Wednesday, February 28, 2007

Let's Get Fictional Again (Part two of our story)

Our story continues. And it moves ahead with a split narration as our heroine finds her own voice, provided by Susan Dellert, telling the story from her perspective to balance that of our hero.

Will there be a third voice? A third person limited point of view? An omniscient narrator to pick up everything our protagonists cannot see or know?

Or does our story play out in tandem?

Your choice.

And we need a title. Send suggestions please. And send them soon.

Part two by Susan Dellert


A pale pink light filtered through my eyelids as the sun entered my bedroom.

Mornings always hold such a mysterious promise of fresh beginnings mixed with the certainty of unexpected events. Taking a moment to enjoy the cozy cocoon of my sleep warmed sheets, I stretched languidly. Dressing quietly in the near dawn darkness I thought of the fields surrounding this old shotgun shack, awakening also, as the sun heated the night's dew from the crops. I made my way through the sleeping house without disturbing even the cats. The breath of spring greeted me through the open door as I walked toward the front hall. The moisture in the air beginning to cling to my skin as I pushed open the screen-door. I slipped soundlessly onto the damp grey boards of the porch, easing it to the frame silently behind me. The morning was so mild, the day so fresh, it felt odd to keep on my boots, let alone my heavy jeans. Each step off the porch and into the day took my mind as far from the house as my body, leaving the gossamer door behind.

The greenness of the Earth opened my senses and a gentle glow of peace filled my spirit. As the warmth of the soil and air passed through my bare skin I let my muscles relax. The sensation of calm glided up my legs and brought with it harmony. I sensed the Ancient Ones all around me, greeting me, as I greeted the day. Stretching as I arched back, reaching at each side for the distant oaks, I gave my face, my self, fully to the sun.

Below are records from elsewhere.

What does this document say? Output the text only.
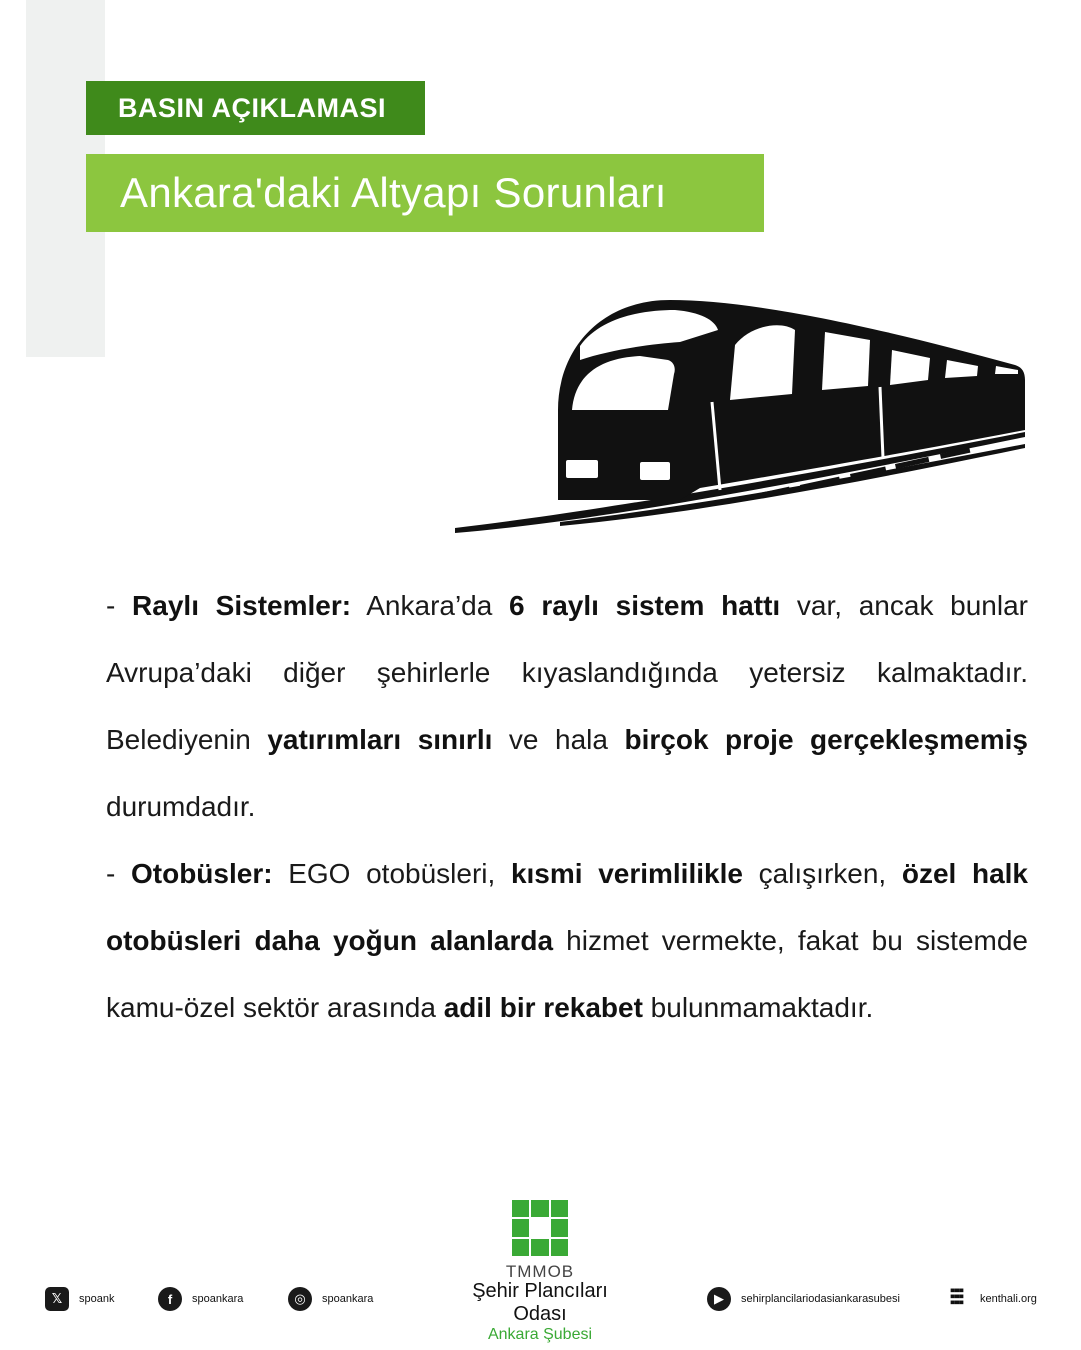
BASIN AÇIKLAMASI
Ankara'daki Altyapı Sorunları

- Raylı Sistemler: Ankara’da 6 raylı sistem hattı var, ancak bunlar Avrupa’daki diğer şehirlerle kıyaslandığında yetersiz kalmaktadır. Belediyenin yatırımları sınırlı ve hala birçok proje gerçekleşmemiş durumdadır.

- Otobüsler: EGO otobüsleri, kısmi verimlilikle çalışırken, özel halk otobüsleri daha yoğun alanlarda hizmet vermekte, fakat bu sistemde kamu-özel sektör arasında adil bir rekabet bulunmamaktadır.

TMMOB
Şehir Plancıları Odası
Ankara Şubesi
𝕏	spoank	f	spoankara	◎	spoankara	▶	sehirplancilariodasiankarasubesi	▀▀▀
▀▀▀
▀▀▀ kenthali.org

I slowed my breathing and tried to be perfectly still to hold on to the moment, but a movement at the end of my driveway flickered across my sightline. My ancestor's spirits evaporated and my thoughts shifted to the person walking up the long, tree lined path from the road.

It was too early for any of the volunteers to be arriving to work the plots, so I stepped back into the shade of the porch and awaited the arrival of today's first unplanned occurrence. As the figure approached it became clear it was a man, from the way he sauntered slowly with shoulders erect, to the firmness of his gait. I was at first, unable to make out any features of his face. He took his hands out of his jacket pockets as he came to the steps and when he looked up at me, the color of his eyes made it hard for me to focus. They danced with a golden amber as perhaps a wolf's or coyote's would. I realized he was speaking and pulled my mind from his eyes to his voice

"...and I sure would appreciate if I could borrow it," was how he finished. Not having a clue as to how he had begun his sentence, I decided to stall.

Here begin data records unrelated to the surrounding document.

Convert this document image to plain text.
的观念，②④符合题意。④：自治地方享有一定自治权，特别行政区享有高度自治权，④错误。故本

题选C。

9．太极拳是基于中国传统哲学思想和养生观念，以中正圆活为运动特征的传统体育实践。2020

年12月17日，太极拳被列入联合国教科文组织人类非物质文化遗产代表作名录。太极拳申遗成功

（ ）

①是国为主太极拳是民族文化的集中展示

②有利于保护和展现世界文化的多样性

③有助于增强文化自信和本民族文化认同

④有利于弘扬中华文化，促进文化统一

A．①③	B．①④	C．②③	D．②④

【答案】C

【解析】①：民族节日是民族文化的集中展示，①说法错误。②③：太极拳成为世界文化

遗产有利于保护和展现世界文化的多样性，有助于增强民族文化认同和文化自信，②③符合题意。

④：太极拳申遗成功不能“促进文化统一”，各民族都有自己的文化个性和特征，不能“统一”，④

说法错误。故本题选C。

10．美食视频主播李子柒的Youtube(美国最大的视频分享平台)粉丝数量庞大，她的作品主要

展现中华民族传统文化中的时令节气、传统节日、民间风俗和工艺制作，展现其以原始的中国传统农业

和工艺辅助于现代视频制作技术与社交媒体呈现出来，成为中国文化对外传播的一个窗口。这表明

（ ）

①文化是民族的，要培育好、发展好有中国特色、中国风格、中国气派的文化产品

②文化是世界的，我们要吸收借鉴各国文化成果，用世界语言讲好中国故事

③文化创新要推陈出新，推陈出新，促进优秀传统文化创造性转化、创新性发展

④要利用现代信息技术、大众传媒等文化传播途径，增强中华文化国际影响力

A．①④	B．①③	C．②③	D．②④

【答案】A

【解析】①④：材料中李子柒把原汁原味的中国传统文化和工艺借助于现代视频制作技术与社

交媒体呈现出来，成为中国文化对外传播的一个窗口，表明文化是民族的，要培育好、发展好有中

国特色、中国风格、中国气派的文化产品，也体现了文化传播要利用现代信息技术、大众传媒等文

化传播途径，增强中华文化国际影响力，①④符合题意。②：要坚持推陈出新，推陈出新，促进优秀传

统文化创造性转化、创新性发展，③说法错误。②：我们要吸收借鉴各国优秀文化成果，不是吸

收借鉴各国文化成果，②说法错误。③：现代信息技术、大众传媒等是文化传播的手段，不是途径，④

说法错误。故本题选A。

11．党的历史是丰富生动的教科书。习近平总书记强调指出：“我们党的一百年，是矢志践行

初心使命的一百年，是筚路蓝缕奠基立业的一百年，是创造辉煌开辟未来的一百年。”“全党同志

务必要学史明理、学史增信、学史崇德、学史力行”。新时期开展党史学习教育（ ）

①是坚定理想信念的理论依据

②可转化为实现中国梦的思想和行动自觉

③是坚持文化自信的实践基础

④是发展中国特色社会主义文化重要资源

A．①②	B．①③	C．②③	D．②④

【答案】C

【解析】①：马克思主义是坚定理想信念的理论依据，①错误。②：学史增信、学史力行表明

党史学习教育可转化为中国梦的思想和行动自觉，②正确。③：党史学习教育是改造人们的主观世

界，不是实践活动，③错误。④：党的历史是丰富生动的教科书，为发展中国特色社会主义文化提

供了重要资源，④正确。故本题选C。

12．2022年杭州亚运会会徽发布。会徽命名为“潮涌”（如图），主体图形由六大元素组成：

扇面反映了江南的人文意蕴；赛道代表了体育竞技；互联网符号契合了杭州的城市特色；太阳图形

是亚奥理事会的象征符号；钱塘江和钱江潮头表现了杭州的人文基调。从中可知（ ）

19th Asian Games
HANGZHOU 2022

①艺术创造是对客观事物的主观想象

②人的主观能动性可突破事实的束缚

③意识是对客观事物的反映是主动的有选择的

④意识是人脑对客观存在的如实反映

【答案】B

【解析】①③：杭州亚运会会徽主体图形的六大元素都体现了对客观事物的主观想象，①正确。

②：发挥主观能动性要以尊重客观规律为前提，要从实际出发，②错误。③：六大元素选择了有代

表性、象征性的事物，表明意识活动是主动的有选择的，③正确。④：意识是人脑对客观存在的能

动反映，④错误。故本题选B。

"I haven't had breakfast yet, would you like some coffee?" was the best I could do. The surprise registered on his face but was quickly replaced with a blush and a smile. Not waiting for his response, I turned and headed into the house. Holding the screen door open for him as an invitation, I faced him and looked again into those eyes and barely heard him as he spoke.

"Thank you," was all he said, as I put a finger to my lips. He silently followed me through the long center hallway toward the kitchen. The moist morning air smelled of herbs here, smelled of sunlight. I reached for a large blue kettle to make the promised coffee, filled it with water from the ceramic crock next to the counter, and, placing it on a front burner, struck the match and touched beneath the kettle, turning the knob and watching the flames grace the edge of the enameled bottom.

I worked, as I normally do, in silence, as if having him there were completely natural. As though he belonged. I made no attempt to engage him in conversation, making only occasional intense eye contact. That deep concentrated gaze said more than any words could. His eyes never left mine, his attention never left my face. Yet I felt at ease, having this unexpected visitor, who seemed not so much a stranger, watch me prepare a meal. And as he watched, silent as I, comfortable as I, the heady aroma of coffee filled the kitchen.

How strange, after so many years, to have this morning captured in crystalline perfection in my memory. Every scent, each breath, is replayed without hesitation as I recall our first encounter.

1 comment:

Sewa Yoleme said...

I think collective writing projects can be very exciting. We could either do it sequentially, where whoever writes the next segment can force the story in a new direction which successive writers must then follow, or simultaneously, where a single root scene can evoke any number of different directions by different writers.